In football, a team’s playbook details their strategy for victory. In the courtroom, some plaintiff attorneys are using a different kind of playbook, utilizing “junk science” to win massive, undeserved payouts from corporations. “Junk” litigation costs every family in the U.S. thousands of dollars annually, making this issue especially relevant given that high prices remain the public’s top economic concern.
The American Tort Reform Association’s (ATRA) Junk Science Playbook exposes the plaintiff attorneys’ strategy for what it is: a coordinated effort to bypass scientific truth, play on emotion, and extract costly verdicts from unlucky defendants. It is a winning tactic for trial lawyers, but a losing deal for the American public.
Emphasizing the importance of rigorous admissibility standards, the Junk Science Playbook supports the nationwide adoption of the gold standard: the Daubert Standard. Derived from a 1993 Supreme Court ruling in Daubert v. Merrell Dow Pharmaceuticals, the Daubert Standard requires judges to assess the relevance and reliability of expert testimony before it reaches a jury, filtering out junk science and ensuring only credible, peer-reviewed evidence is considered.
In this case, justices interpreted Federal Rule of Evidence 702, which governs the admissibility of testimony in federal courts, directing judges to act as gatekeepers who ensure expert testimony is reliable and relevant. The concept is simple: before a “specialist” can testify, the judge must ensure their claims are rooted in peer-reviewed reality, not just a paycheck.
FRE 702 was clarified in 2023 by Judicial Conference amendments that state expert testimony may be admitted only if the court determines “that it is more likely than not that the proffered testimony meets the admissibility requirements set forth in the rule.”
Even since Daubert, junk science has led to unjust verdicts and higher litigation costs. It has been linked to higher insurance premiums and reduced innovation, as companies waste resources defending themselves against meritless claims. Excessive litigation already costs the U.S. economy almost $602 billion each year, imposing an annual “tort tax” of $5,579 on a family of four. At a time when high prices are causing most family budgets to beg for mercy, efforts to bar attorneys from misleading jurors with unsound science would bring much needed relief.
Junk science can also undermine the integrity of the legal system and the authenticity of legitimate science. It can harm businesses, medical professionals, and even the public. When companies are forced to spend billions defending themselves against meritless claims, they aren’t spending that money on research and development, and they can’t lower prices for consumers.
A recent federal case in the Northern District of Illinois, Bojko v. Pierre Fabre USA Inc. (2023), perfectly illustrates the danger of lowering these judicial gatekeeping standards. In this putative class action, plaintiffs claimed they would never have purchased Klorane dry shampoo had they known it contained benzene, a carcinogen.
The crux of their argument relied on limited third-party testing that allegedly found benzene in a small number of samples. Despite the “relatively thin” nature of this evidence, the court found it sufficient to establish standing. By relying on a 2012 report from the International Agency for Research on Cancer (IARC) regarding benzene’s risks, plaintiffs used an Illinois consumer fraud statute to turn a trace contaminant issue — one that potentially doesn’t cause actual harm — into a massive legal liability. This kind of ruling opens the floodgates to more lawsuits based on fear rather than merit.

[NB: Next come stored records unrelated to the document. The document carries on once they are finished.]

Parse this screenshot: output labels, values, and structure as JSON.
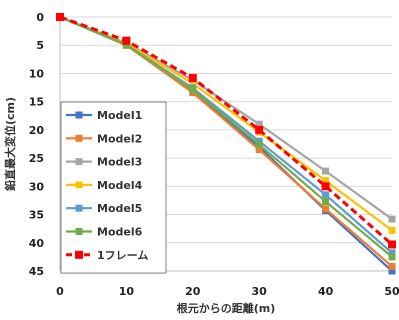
{
  "chart_data": {
    "type": "line",
    "xlabel": "根元からの距離(m)",
    "ylabel": "鉛直最大変位(cm)",
    "x": [
      0,
      10,
      20,
      30,
      40,
      50
    ],
    "xlim": [
      0,
      50
    ],
    "ylim": [
      0,
      45
    ],
    "y_inverted": true,
    "xticks": [
      "0",
      "10",
      "20",
      "30",
      "40",
      "50"
    ],
    "yticks": [
      "0",
      "5",
      "10",
      "15",
      "20",
      "25",
      "30",
      "35",
      "40",
      "45"
    ],
    "grid": "horizontal",
    "legend_position": "bottom-left",
    "series": [
      {
        "name": "Model1",
        "color": "#4472C4",
        "dashed": false,
        "values": [
          0,
          5.0,
          13.0,
          23.0,
          34.3,
          45.0
        ]
      },
      {
        "name": "Model2",
        "color": "#ED7D31",
        "dashed": false,
        "values": [
          0,
          5.0,
          13.4,
          23.5,
          34.0,
          44.2
        ]
      },
      {
        "name": "Model3",
        "color": "#A5A5A5",
        "dashed": false,
        "values": [
          0,
          4.6,
          11.2,
          19.0,
          27.3,
          35.8
        ]
      },
      {
        "name": "Model4",
        "color": "#FFC000",
        "dashed": false,
        "values": [
          0,
          4.7,
          11.8,
          20.4,
          29.0,
          37.8
        ]
      },
      {
        "name": "Model5",
        "color": "#5B9BD5",
        "dashed": false,
        "values": [
          0,
          4.9,
          12.6,
          22.0,
          31.5,
          41.8
        ]
      },
      {
        "name": "Model6",
        "color": "#70AD47",
        "dashed": false,
        "values": [
          0,
          4.9,
          12.9,
          22.6,
          32.7,
          42.5
        ]
      },
      {
        "name": "1フレーム",
        "color": "#FF0000",
        "dashed": true,
        "values": [
          0,
          4.2,
          10.8,
          20.0,
          30.0,
          40.3
        ]
      }
    ]
  }
}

The plaintiff’s attorney relied on the notorious playbook to win this argument, utilizing the classic “fear-over-fact” strategy. Rather than presenting comprehensive safety data, they relied on limited testing and focused on an outdated report to pivot from a lack of scientific consensus to a claim of “consumer deception.” Despite the lack of strong evidence, the court found it sufficient to establish standing, proving that when the playbook is used effectively, even trace-level contaminants can be leveraged into massive legal liabilities.
The Junk Science Playbook reveals plaintiff’s attorneys’ big ploy to win lawsuits and advocates for legislative reforms and judicial education to strengthen standards for scientific evidence. ATRA’s proposals include training judges on scientific principles and updating state laws to be consistent with federal evidence standards governing expert testimony. Until judges are uniformly diligent in actively gatekeeping against junk science, it will continue to disrupt our legal system, force higher prices on consumers in the form of tort taxes, and hinder economic growth.
Gerard Scimeca is an attorney and serves as chairman and co-founder of CASE, Consumer Action for a Strong Economy, a free-market consumer advocacy organization.